Hi we have a autotrail Comanche 2016 and have just noticed-when we turn the heating / water system on there is a smell of burning. We have done a few trips & this has just started.
There is no smoke or anything to suggest there is a fire ..just a smell of burning. The warning indicator is stating W 18 H which means a problem with the ventilation not getting air to intake or outtake. 
Any views /help appreciated.


----------



## subfiver (Oct 15, 2011)

As it's new, you should surely be talking to the supplying dealer as it sounds dangerous !


----------



## GEMMY (Jun 19, 2006)

The dealer should be the first port of call for problems with a new van


tony


----------



## Pudsey_Bear (Sep 25, 2008)

Ditto, dealer problem.


----------



## cabby (May 14, 2005)

I there an external flue cover that needs to be taken off, if not then yes it is back to the dealer as quick as you can.Send an email to them overnight explaining the problem and tell them when you will be bringing the vehicle in to them.Do not use until inspected and passed as safe by them.

cabby


----------



## deefordog (Dec 31, 2013)

Or give Truma a call to see what the consequence of the fault code is.


W = Warning
H = Furnace (presumably meaning boiler)
The number in the middle is the 'error code' and 18 refers to either:

a) Warm air outlet blocked - check the individual outlet openings.
b) Circulated air intake blocked - remove blockage from circulated air intake.


----------



## Mrplodd (Mar 4, 2008)

Check the obvious things like flue vents etc for obvious obstruction (not likely to be the external cover as the system won't operate for more than a few seconds if that's not removed) 
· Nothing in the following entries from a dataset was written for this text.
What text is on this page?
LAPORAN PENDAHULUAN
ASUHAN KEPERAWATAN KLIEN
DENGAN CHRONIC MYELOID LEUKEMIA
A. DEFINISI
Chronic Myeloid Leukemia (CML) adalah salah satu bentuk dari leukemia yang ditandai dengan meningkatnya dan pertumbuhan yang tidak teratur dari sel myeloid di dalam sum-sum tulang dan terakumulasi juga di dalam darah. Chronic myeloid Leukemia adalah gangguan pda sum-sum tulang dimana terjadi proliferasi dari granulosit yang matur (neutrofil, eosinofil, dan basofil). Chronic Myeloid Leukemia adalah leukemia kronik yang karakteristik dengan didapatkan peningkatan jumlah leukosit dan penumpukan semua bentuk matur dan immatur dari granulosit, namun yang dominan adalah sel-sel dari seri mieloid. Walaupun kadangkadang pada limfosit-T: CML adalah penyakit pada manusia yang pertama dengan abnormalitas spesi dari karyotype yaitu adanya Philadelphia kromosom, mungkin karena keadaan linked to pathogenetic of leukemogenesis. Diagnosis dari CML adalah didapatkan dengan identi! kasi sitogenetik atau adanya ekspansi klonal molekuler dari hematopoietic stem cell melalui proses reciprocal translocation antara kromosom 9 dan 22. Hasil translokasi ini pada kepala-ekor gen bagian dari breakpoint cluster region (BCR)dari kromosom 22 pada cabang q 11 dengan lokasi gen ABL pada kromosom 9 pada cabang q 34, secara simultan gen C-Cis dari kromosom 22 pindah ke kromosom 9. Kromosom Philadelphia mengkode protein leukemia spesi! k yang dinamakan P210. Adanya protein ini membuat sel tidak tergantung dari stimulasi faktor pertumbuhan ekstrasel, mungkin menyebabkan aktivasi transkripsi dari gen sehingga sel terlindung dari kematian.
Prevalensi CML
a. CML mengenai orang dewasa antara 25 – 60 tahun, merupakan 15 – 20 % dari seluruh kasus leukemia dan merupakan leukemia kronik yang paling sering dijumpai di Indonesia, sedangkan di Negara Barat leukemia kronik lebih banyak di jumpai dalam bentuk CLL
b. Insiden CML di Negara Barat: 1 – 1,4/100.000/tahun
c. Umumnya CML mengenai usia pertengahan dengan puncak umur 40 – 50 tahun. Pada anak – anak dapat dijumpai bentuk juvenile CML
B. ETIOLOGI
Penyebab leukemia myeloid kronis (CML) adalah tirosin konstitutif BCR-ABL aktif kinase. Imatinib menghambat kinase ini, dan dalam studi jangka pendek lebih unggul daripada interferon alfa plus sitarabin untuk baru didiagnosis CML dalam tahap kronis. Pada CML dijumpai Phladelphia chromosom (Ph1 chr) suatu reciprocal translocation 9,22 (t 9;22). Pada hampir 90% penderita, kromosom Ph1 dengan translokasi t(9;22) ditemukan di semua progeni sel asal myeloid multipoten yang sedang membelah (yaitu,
Have you used the heating part on any previous occasion? If not then it might just be dust burning off, I get it each year when I test the Truma heating at the start of the season.
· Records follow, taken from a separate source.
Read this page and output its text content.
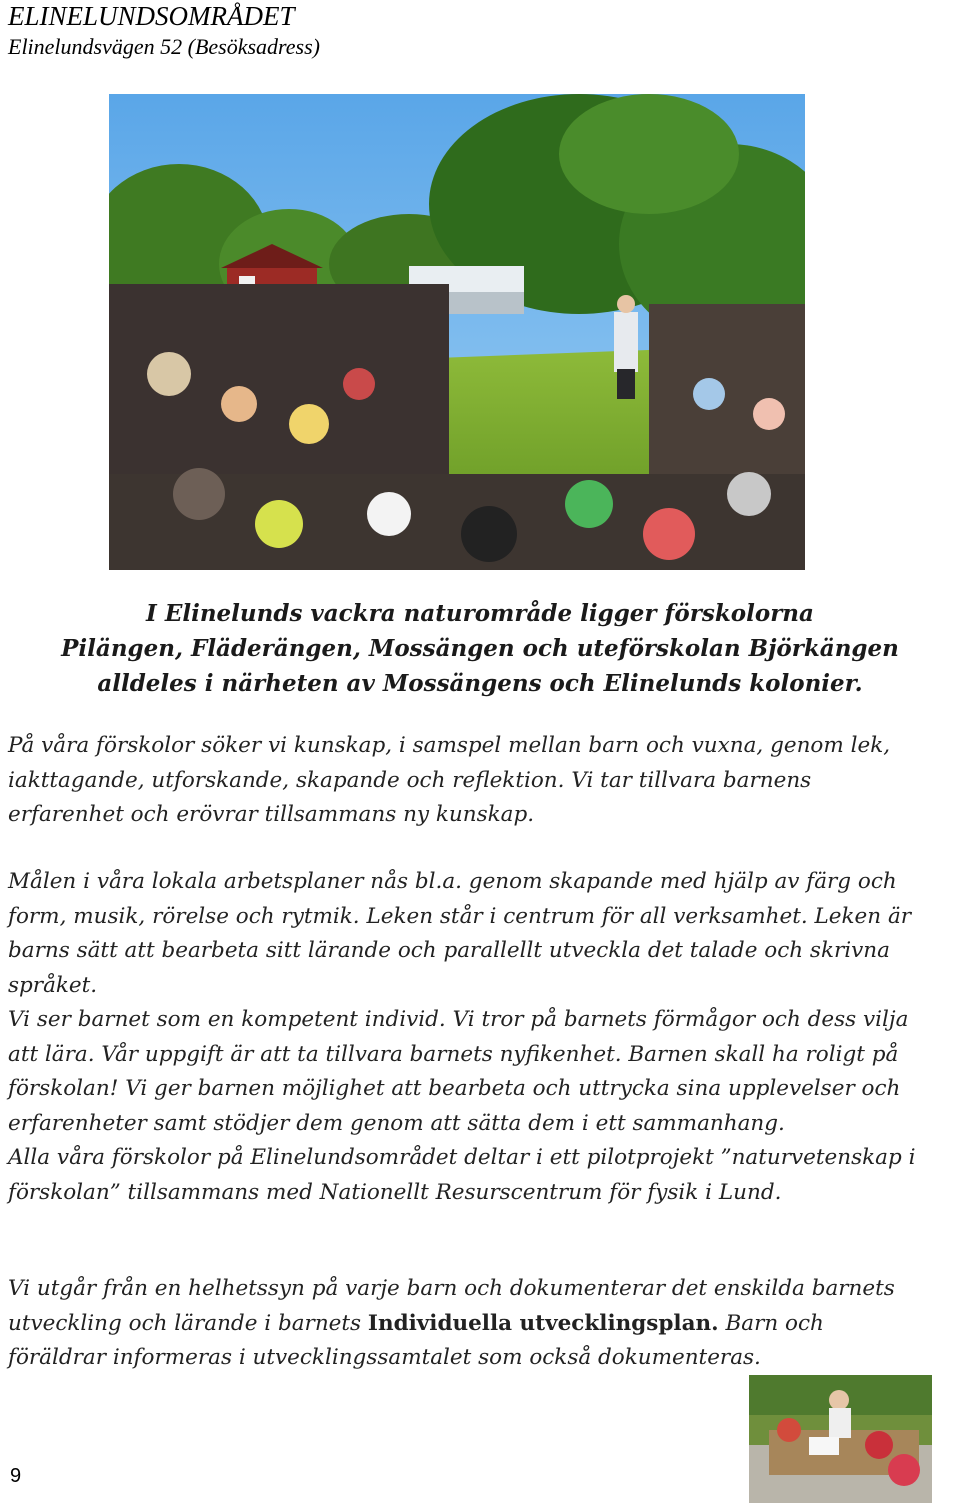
ELINELUNDSOMRÅDET
Elinelundsvägen 52 (Besöksadress)
I Elinelunds vackra naturområde ligger förskolorna
Pilängen, Fläderängen, Mossängen och uteförskolan Björkängen
alldeles i närheten av Mossängens och Elinelunds kolonier.
På våra förskolor söker vi kunskap, i samspel mellan barn och vuxna, genom lek,
iakttagande, utforskande, skapande och reflektion. Vi tar tillvara barnens
erfarenhet och erövrar tillsammans ny kunskap.
Målen i våra lokala arbetsplaner nås bl.a. genom skapande med hjälp av färg och
form, musik, rörelse och rytmik. Leken står i centrum för all verksamhet. Leken är
barns sätt att bearbeta sitt lärande och parallellt utveckla det talade och skrivna
språket.
Vi ser barnet som en kompetent individ. Vi tror på barnets förmågor och dess vilja
att lära. Vår uppgift är att ta tillvara barnets nyfikenhet. Barnen skall ha roligt på
förskolan! Vi ger barnen möjlighet att bearbeta och uttrycka sina upplevelser och
erfarenheter samt stödjer dem genom att sätta dem i ett sammanhang.
Alla våra förskolor på Elinelundsområdet deltar i ett pilotprojekt ”naturvetenskap i
förskolan” tillsammans med Nationellt Resurscentrum för fysik i Lund.
Vi utgår från en helhetssyn på varje barn och dokumenterar det enskilda barnets
utveckling och lärande i barnets Individuella utvecklingsplan. Barn och
föräldrar informeras i utvecklingssamtalet som också dokumenteras.
9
If neither of the above then it's back to the dealer time. I would be inclined to make a firm appointment for them to investigate rather than just turn up on spec to get the "Sorry we are very busy today, please make an appointment for next March" type greeting (especially if you live any distance from the dealership)

Keep us posted.

Andy


----------



## Pudsey_Bear (Sep 25, 2008)

Any news?


----------